Oreskes then discussed how free market fundamentalism reached new heights in the modern political era. Both U.S. President Ronald Reagan and British Prime Minister Margaret Thatcher argued for staunchly pro-business, anti-government policies using similar themes and arguments.
“We know that Thatcher was very influenced by Hayek,” Oreska stated. “Her famous phrase, TINA, there-is-no-alternative, was one of her slogans. And I just think that encapsulates this whole argument that there is no alternative; that it's either communist dictatorship or unregulated capitalism. The reality, as we argue in the book, is there are lots of alternatives.”
Oreskes said that when you look back at the history of capitalism, you can see that it has changed significantly from the days of Adam Smith.
“The capitalism of small shop owners that Adam Smith imagined was very different from the managerial and monopolistic capitalism that developed in the nineteenth century, which was quite different from the manufacturing-based capitalism of mid-20th century America, which is extremely different from the financialized global capitalism of today. So, capitalism has never been one thing.”

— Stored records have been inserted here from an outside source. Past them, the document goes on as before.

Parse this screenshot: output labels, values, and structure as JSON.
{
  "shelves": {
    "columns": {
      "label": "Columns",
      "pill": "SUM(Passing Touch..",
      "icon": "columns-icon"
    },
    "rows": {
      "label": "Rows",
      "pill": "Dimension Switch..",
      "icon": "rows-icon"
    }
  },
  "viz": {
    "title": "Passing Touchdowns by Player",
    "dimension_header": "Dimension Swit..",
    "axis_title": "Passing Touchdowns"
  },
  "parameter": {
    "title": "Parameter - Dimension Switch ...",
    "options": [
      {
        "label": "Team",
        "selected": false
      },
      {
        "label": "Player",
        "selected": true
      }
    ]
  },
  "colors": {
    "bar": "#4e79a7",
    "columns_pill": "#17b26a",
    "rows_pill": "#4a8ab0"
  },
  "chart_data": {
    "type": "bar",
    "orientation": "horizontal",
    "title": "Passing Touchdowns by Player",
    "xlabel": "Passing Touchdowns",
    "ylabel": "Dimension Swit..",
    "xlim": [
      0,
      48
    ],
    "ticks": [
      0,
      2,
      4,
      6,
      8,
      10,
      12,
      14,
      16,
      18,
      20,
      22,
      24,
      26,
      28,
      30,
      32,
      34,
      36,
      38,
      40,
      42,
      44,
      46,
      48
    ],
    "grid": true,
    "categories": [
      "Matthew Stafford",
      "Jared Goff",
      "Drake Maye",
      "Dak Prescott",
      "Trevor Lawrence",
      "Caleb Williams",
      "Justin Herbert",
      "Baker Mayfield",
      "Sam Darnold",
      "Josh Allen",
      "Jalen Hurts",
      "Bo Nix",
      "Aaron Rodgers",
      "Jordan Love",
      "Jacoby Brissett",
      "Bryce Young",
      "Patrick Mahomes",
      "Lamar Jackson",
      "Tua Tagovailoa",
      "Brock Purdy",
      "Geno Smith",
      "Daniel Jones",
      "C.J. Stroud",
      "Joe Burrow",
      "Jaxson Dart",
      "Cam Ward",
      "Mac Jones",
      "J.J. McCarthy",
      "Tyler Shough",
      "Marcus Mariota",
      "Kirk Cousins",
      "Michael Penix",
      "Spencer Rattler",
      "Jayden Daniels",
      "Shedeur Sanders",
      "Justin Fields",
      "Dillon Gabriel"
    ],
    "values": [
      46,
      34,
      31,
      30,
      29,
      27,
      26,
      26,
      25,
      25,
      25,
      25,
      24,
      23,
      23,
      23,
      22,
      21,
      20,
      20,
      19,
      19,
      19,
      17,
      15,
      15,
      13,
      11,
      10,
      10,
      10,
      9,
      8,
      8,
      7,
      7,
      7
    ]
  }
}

Oreskes believes this creates an opportunity for academics, business leaders, and others to talk about the kind of capitalism we want and the right balance between the private sector and the public good.
Following up on this point, Louise White asked, “Since business has been responsible for creating the narrative that we have today, do you think that business can be a part of creating a new narrative?”
Oreskes responded by saying she’d like to think that there are business leaders who are interested in having a [broader] conversation about how we can make our system more democratic, fairer, and with rules that work.
“It would certainly be a whole lot easier to move things forward if we did have enlightened business people who were willing to be part of this conversation.”